Machines don't know if there's an emergency going on; if you don't do maintenance, knowing that the thing will fail if you don't, then you're rolling the dice on whether it fails right when you need it. It's akin to not renewing an SSL certificate - you knew it was coming, you didn't deal with it, now it's broken - despite all reasonable arguments that the connection is approximately as safe 1 minute after midnight as it was 1 minute before, if the smartphone app (or whatever) doesn't give you any expired cert override then complaining does nothing. Windows updates are released the same day every month, and have been mandatory for eight years: https://www.forbes.com/sites/amitchowdhry/2015/07/20/windows...

And we all know why - because Windows had a reputation of being horribly insecure, and when Microsoft patched things, nobody installed the patches. So now people have to install the patches. Complaining "I want to do it myself" leads to the very simple reply: you can - why didn't you do it yourself before it caused you a problem?

If you're still stubbornly refusing to install them, refusing to disable them, refusing to move to macOS or Linux, and then complaining that they forced you to update at an inconvenient time, you should expect people to point out how ridiculous (and off-topic) you're being.



(Your user name is wonderful.)

> It's akin to not renewing an SSL certificate.

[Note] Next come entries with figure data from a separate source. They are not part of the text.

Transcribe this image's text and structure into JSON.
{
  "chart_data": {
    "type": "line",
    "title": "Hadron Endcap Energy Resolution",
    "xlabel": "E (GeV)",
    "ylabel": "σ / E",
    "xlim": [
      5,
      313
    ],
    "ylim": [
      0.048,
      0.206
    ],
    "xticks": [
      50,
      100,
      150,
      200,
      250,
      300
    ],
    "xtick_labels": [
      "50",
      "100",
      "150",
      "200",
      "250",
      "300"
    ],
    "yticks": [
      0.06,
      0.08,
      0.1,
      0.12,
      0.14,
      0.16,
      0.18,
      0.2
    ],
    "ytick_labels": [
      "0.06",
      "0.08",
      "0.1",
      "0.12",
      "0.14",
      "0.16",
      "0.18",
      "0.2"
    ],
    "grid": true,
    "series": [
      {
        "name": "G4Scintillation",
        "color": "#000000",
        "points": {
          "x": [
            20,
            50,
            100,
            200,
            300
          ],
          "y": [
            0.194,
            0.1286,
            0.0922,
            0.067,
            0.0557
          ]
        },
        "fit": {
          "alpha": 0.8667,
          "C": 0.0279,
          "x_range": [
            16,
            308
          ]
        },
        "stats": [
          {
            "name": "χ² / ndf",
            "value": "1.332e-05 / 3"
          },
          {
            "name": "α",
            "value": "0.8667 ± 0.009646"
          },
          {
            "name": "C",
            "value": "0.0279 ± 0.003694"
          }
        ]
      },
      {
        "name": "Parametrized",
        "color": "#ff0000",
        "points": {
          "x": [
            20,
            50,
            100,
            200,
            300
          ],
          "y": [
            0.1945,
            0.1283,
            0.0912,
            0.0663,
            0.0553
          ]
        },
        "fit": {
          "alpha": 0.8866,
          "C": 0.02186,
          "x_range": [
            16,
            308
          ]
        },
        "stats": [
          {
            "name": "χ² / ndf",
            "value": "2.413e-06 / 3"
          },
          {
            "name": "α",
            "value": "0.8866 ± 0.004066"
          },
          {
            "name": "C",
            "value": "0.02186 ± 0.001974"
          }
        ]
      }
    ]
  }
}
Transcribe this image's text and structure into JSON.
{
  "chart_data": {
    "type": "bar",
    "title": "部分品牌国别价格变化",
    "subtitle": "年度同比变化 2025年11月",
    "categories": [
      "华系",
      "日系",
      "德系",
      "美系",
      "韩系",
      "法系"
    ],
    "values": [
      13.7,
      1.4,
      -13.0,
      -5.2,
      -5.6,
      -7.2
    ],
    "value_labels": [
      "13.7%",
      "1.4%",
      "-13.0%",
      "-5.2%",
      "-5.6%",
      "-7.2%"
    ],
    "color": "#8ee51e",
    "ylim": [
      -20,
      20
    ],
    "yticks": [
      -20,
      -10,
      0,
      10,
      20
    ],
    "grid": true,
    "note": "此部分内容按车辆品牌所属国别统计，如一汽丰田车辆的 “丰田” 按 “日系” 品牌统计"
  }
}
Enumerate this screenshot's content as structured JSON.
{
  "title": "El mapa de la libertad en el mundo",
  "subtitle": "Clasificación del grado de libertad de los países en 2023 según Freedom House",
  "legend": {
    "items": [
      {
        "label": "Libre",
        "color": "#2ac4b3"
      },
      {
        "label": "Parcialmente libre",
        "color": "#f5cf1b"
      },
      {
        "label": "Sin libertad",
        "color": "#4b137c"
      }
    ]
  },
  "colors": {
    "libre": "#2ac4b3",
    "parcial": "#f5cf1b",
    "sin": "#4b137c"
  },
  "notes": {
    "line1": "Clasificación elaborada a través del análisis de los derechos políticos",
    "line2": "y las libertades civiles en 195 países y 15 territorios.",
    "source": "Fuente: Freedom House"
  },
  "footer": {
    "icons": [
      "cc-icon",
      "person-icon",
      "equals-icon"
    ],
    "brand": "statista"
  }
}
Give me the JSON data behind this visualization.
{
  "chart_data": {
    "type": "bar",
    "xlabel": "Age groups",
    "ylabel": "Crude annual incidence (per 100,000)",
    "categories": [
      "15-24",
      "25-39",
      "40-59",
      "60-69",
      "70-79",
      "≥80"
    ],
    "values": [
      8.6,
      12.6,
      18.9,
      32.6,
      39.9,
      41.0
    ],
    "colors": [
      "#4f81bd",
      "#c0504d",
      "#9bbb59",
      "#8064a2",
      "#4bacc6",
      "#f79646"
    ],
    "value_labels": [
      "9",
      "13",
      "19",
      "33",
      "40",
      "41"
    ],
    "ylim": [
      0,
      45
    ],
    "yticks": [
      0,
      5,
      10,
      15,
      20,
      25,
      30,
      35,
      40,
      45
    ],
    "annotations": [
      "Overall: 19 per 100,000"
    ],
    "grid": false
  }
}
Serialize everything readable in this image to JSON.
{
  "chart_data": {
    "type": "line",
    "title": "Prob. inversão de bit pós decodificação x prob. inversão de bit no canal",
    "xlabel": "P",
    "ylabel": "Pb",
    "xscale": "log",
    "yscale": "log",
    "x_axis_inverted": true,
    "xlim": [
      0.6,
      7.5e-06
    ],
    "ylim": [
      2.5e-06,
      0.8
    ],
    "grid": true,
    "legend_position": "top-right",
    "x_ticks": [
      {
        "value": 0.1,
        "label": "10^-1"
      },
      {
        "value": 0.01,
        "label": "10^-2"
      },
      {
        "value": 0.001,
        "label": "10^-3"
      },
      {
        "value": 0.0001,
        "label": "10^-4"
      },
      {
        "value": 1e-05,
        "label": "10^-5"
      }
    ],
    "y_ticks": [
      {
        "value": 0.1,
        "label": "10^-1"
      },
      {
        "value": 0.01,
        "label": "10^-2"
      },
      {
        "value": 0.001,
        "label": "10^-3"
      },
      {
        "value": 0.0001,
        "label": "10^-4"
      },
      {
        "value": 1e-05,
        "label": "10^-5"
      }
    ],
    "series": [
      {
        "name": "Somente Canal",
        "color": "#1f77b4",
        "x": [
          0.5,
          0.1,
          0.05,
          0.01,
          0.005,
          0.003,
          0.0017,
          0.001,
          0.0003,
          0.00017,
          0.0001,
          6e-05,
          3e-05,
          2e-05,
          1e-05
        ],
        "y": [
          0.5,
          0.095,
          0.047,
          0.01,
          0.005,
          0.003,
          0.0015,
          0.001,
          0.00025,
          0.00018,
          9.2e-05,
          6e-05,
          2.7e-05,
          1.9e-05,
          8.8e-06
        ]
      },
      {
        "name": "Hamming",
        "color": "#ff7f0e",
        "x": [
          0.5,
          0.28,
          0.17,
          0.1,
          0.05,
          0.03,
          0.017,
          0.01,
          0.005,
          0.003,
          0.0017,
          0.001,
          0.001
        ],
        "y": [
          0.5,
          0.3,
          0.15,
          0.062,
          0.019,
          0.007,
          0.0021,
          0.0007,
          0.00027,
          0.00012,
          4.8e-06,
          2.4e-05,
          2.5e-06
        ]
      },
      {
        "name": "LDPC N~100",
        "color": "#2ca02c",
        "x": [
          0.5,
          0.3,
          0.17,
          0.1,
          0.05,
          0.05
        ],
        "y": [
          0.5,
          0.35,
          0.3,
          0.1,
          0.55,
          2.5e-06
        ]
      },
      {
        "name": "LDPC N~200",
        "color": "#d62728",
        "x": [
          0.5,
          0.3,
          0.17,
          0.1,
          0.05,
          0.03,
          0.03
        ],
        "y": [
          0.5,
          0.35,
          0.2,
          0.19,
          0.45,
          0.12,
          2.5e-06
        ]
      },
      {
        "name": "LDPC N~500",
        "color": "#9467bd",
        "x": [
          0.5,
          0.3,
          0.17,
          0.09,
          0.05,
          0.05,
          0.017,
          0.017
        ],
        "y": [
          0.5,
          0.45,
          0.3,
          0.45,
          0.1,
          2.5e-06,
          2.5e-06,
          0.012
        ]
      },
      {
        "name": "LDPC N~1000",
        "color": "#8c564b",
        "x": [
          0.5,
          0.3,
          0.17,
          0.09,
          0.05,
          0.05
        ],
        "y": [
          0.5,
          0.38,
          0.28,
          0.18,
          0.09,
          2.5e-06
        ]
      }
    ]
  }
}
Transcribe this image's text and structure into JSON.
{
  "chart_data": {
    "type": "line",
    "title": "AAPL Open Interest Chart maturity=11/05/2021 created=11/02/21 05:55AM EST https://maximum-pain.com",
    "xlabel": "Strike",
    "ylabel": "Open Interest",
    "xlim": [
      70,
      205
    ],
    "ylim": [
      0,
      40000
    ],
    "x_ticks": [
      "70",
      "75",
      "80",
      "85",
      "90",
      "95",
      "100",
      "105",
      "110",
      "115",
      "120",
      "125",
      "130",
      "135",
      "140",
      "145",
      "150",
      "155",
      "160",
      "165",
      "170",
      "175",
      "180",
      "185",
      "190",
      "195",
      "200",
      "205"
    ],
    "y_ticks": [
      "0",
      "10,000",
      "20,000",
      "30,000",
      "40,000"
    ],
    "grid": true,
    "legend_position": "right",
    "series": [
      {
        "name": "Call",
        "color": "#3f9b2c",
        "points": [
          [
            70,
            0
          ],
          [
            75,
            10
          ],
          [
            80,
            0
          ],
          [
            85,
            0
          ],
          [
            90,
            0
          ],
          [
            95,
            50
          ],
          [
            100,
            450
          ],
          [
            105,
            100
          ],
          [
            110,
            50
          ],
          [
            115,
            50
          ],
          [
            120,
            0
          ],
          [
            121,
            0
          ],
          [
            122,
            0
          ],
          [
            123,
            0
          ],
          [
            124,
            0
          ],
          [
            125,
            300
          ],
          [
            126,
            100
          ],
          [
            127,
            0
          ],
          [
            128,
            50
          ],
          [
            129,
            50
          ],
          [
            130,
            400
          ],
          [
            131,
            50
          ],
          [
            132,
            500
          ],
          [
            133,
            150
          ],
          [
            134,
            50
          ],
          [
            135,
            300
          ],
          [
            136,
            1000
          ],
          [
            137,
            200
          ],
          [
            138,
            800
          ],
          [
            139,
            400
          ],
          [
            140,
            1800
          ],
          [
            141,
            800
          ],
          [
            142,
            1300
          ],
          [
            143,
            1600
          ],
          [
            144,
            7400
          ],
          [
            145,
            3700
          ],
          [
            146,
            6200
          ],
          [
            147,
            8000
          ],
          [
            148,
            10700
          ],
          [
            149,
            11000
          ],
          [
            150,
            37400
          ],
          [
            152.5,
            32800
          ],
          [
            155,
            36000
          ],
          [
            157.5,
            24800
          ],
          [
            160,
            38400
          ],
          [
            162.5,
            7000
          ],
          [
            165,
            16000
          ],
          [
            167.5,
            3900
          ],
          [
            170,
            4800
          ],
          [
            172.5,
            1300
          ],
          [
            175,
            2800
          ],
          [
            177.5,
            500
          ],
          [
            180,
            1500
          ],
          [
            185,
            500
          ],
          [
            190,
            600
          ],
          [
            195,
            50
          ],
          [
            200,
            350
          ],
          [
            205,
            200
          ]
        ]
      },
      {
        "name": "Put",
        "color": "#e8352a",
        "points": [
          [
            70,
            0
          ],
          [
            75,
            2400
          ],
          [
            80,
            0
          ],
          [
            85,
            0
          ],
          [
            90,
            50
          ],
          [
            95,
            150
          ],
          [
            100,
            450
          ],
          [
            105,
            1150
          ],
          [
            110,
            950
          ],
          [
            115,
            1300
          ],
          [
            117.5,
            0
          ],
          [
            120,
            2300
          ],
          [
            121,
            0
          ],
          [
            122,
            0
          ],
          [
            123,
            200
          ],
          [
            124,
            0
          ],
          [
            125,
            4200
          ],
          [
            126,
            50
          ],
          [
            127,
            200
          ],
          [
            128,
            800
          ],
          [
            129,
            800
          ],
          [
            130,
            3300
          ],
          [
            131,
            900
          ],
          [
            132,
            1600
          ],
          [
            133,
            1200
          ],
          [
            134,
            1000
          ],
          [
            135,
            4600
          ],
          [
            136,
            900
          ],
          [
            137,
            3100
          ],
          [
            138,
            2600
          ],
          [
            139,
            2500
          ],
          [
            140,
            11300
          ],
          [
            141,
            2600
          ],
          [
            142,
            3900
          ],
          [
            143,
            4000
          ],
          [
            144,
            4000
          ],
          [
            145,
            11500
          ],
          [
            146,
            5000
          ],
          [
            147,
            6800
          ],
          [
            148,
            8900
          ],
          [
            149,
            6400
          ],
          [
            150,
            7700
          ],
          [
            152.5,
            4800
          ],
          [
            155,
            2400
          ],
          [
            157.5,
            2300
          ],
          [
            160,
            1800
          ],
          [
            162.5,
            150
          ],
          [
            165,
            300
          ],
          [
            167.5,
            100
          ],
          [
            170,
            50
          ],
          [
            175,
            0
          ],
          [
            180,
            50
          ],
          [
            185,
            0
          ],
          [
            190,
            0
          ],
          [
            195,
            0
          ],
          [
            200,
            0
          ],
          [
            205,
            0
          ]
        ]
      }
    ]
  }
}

Your choice of analogies is a good one. I have done SSL type stuff since 1997.

Doesn't matter: I would have to work a few hours very carefully before modifying my web server config. And test it.

I am terrified by scale of deployment involved in this CloudStrike update.


But that's the thing, forced updates are not akin to maintenance or certs that expire on an annual basis. I'm not sure where you seem to be getting your "you should expect people to point out how ridiculous you're being" line from. Your the only one I'm seeing arguing this idea.


Disabling forced updates by using proper managed updates features that exist longer than "forced updates" had is table stakes for IT. In fact, it was considered important and critical before Windows became major OS in business.